De bestreden uitspraak op bezwaar

De uitspraak van verweerder van 4 februari 2021 op het bezwaar van eiser tegen de waardevaststelling voor de Wet waardering onroerende zaken (WOZ-waarde) per 1 januari 2019 van de woning [adres 1] [nummer 1] , te Reeuwijk (de woning).

Zitting

Het onderzoek ter zitting heeft plaatsgevonden op 22 augustus 2022.

Namens eiser is verschenen zijn gemachtigde. Verweerder heeft zich laten vertegenwoordigen door drs. [A] .

Beslissing

De rechtbank verklaart het beroep ongegrond.

Overwegingen

1. Verweerder heeft de WOZ- waarde van de woning vastgesteld en bij uitspraak op bezwaar gehandhaafd op € 300.000.

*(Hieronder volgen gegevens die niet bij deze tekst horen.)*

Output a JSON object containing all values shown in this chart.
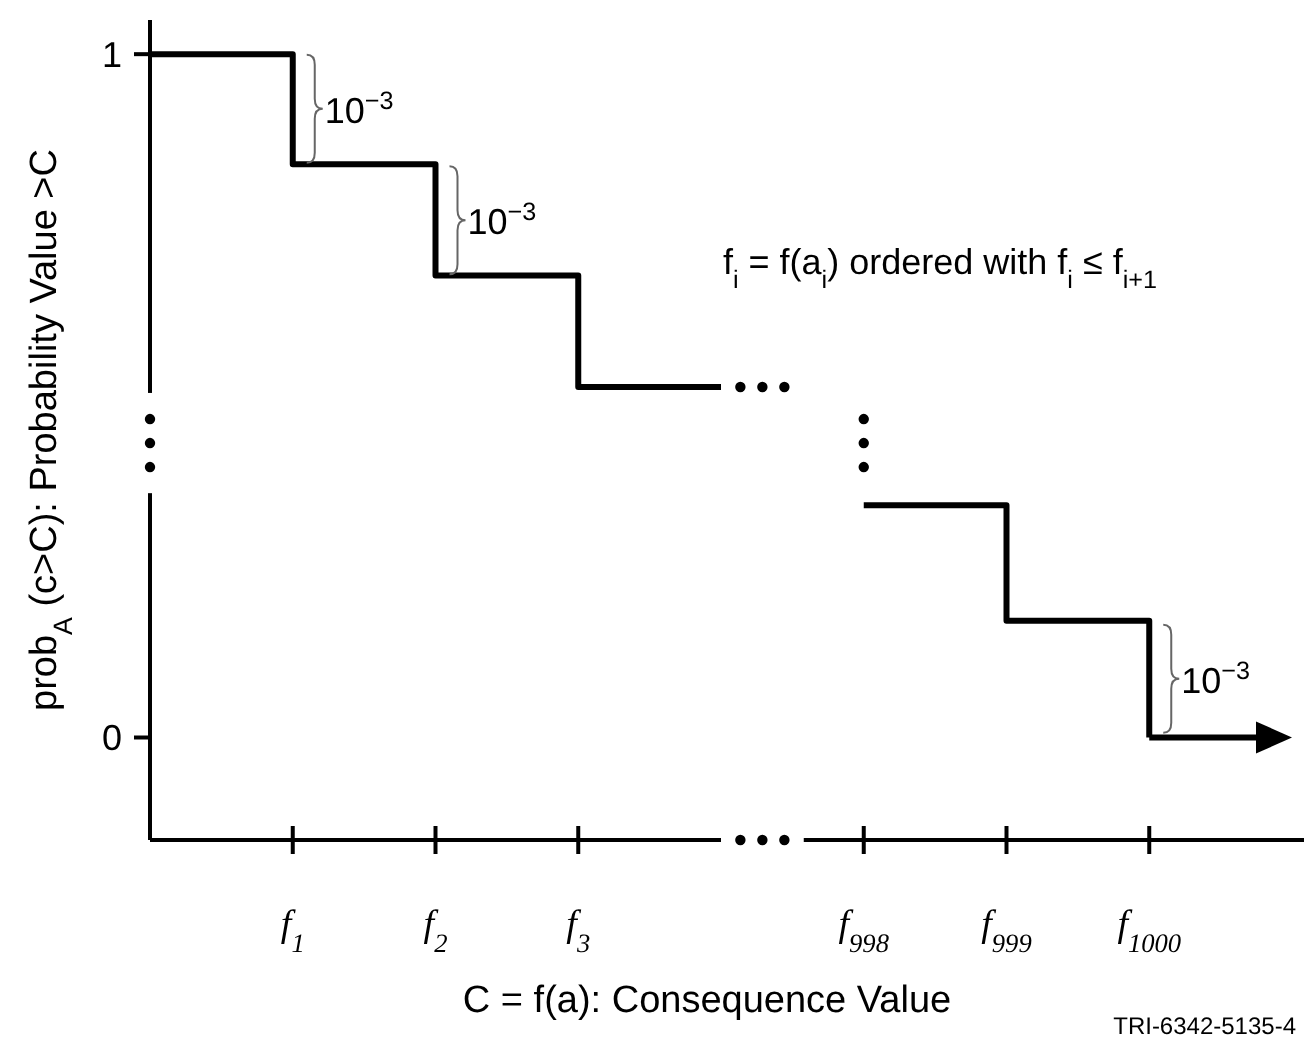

2. De woning is een vrijstaande recreatiewoning. De inhoud van de woning is ongeveer 77 m³. De oppervlakte van het perceel is ongeveer 1100 m².

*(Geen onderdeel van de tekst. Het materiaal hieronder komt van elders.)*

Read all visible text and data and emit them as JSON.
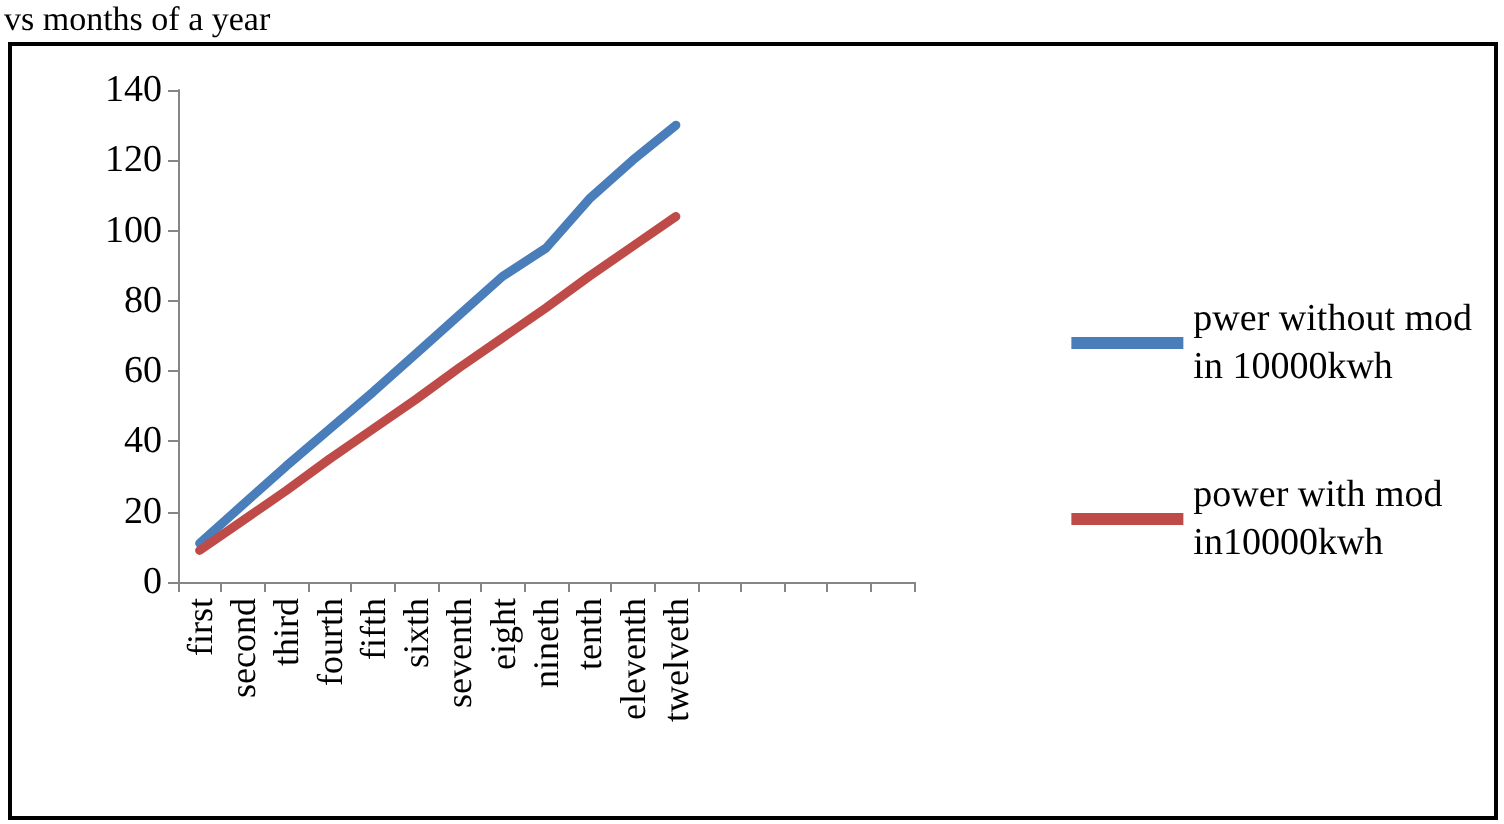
{
  "chart_data": {
    "type": "line",
    "title": "vs months of a year",
    "categories": [
      "first",
      "second",
      "third",
      "fourth",
      "fifth",
      "sixth",
      "seventh",
      "eight",
      "nineth",
      "tenth",
      "eleventh",
      "twelveth",
      null,
      null,
      null,
      null,
      null
    ],
    "series": [
      {
        "name": "pwer without mod\nin 10000kwh",
        "color": "#4a7ebb",
        "values": [
          11,
          22,
          33,
          43.5,
          54,
          65,
          76,
          87,
          95,
          109,
          120,
          130,
          null,
          null,
          null,
          null,
          null
        ]
      },
      {
        "name": "power with mod\nin10000kwh",
        "color": "#be4b48",
        "values": [
          9,
          17.5,
          26,
          35,
          43.5,
          52,
          61,
          69.5,
          78,
          87,
          95.5,
          104,
          null,
          null,
          null,
          null,
          null
        ]
      }
    ],
    "ylim": [
      0,
      140
    ],
    "yticks": [
      0,
      20,
      40,
      60,
      80,
      100,
      120,
      140
    ],
    "grid": false,
    "legend": "right",
    "marker": "none",
    "line_style": "solid"
  }
}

3. Eiser bepleit primair een waarde van € 146.213. Daartoe voert eiser -zakelijk weergegeven- aan dat de door verweerder gebruikte vergelijkingsobjecten groter zijn en een betere ligging hebben. Meer in het bijzonder is van belang dat de woning is gelegen op een eiland aan een natuurplas waar gemotoriseerd vaarverkeer niet is toegestaan. De woning is daardoor enkel bereikbaar per roeiboot. De vergelijkingsobjecten liggen aan een recreatieplas waar gemotoriseerd vaarverkeer wel is toegestaan en zijn daarnaast ook per auto bereikbaar. Verder stelt eiser dat de stijging van de WOZ-waarde ten opzichte van 2019 onverklaarbaar is en dat het motiverings- en zorgvuldigheidsbeginsel zijn geschonden. Ter zitting heeft eiser nog aangevoerd dat het door verweerder gehanteerde indexeringspercentage te laag is en heeft hij verwezen naar het volgens hem beter vergelijkbare object [adres 2] [nummer 2] dat, net als de woning, op een eiland is gelegen en uitsluitend per boot bereikbaar is. Op basis van dit object bepleit eiser subsidiair een waarde van € 127.000.

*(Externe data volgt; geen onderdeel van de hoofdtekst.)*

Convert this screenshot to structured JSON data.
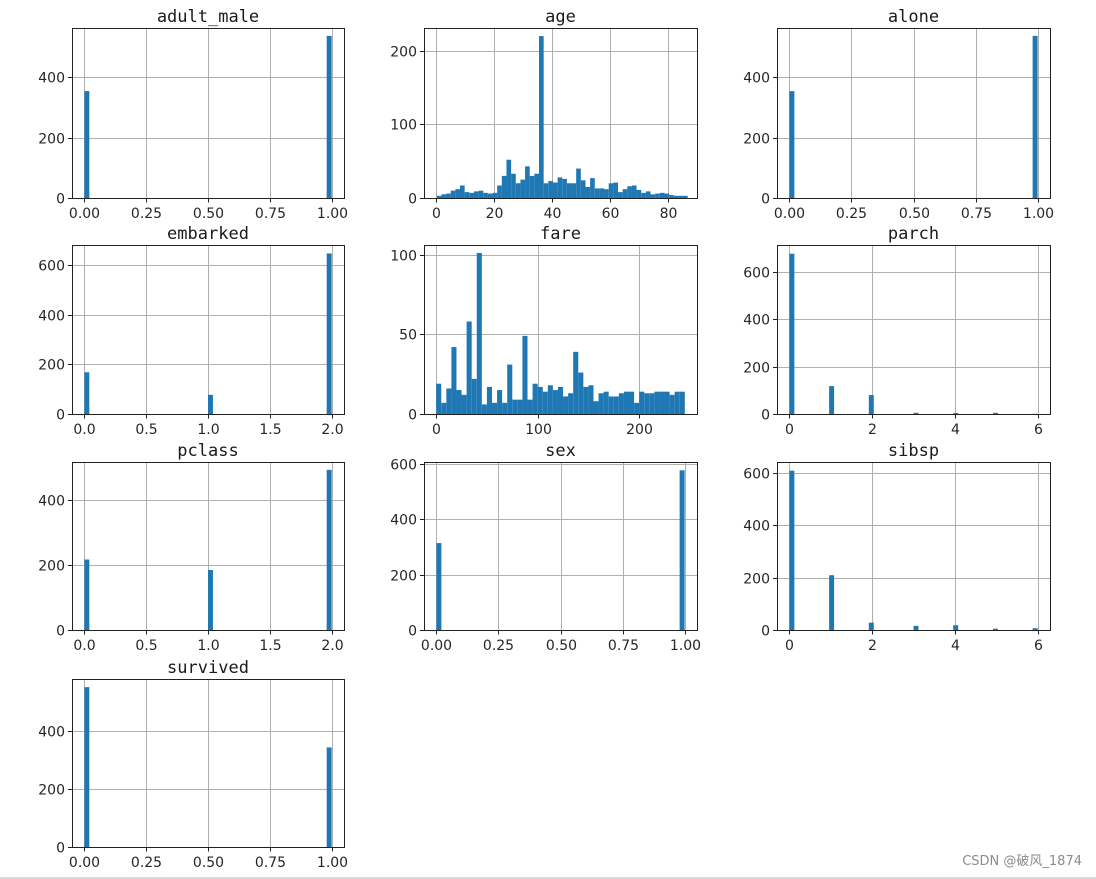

4. Verweerder stelt zich op het standpunt dat het beroep ongegrond moet worden verklaard. Ter onderbouwing van dit standpunt heeft verweerder een matrix (de matrix) overgelegd waarin de waarde van de woning is bepaald op € 305.566. Naast gegevens van de woning, bevat de matrix gegevens van een aantal vergelijkingsobjecten. Het door eiser aangedragen object [adres 2] [nummer 2] bevestigt volgens verweerder de door hem vastgestelde waarde.

5. Ingevolge artikel 17, tweede lid, van de Wet WOZ wordt de waarde van de woning bepaald op de waarde die aan de woning dient te worden toegekend, indien de volle en onbezwaarde eigendom daarvan zou kunnen worden overgedragen en de verkrijger de zaak in de staat waarin die zich bevindt, onmiddellijk en in volle omvang in gebruik zou kunnen nemen. Deze waarde is naar de bedoeling van de wetgever "de prijs welke door de meestbiedende koper besteed zou worden bij aanbieding ten verkoop op de voor de zaak meest geschikte wijze na de beste voorbereiding" (Kamerstukken II 1992/93, 22 885, nr. 3, blz. 44).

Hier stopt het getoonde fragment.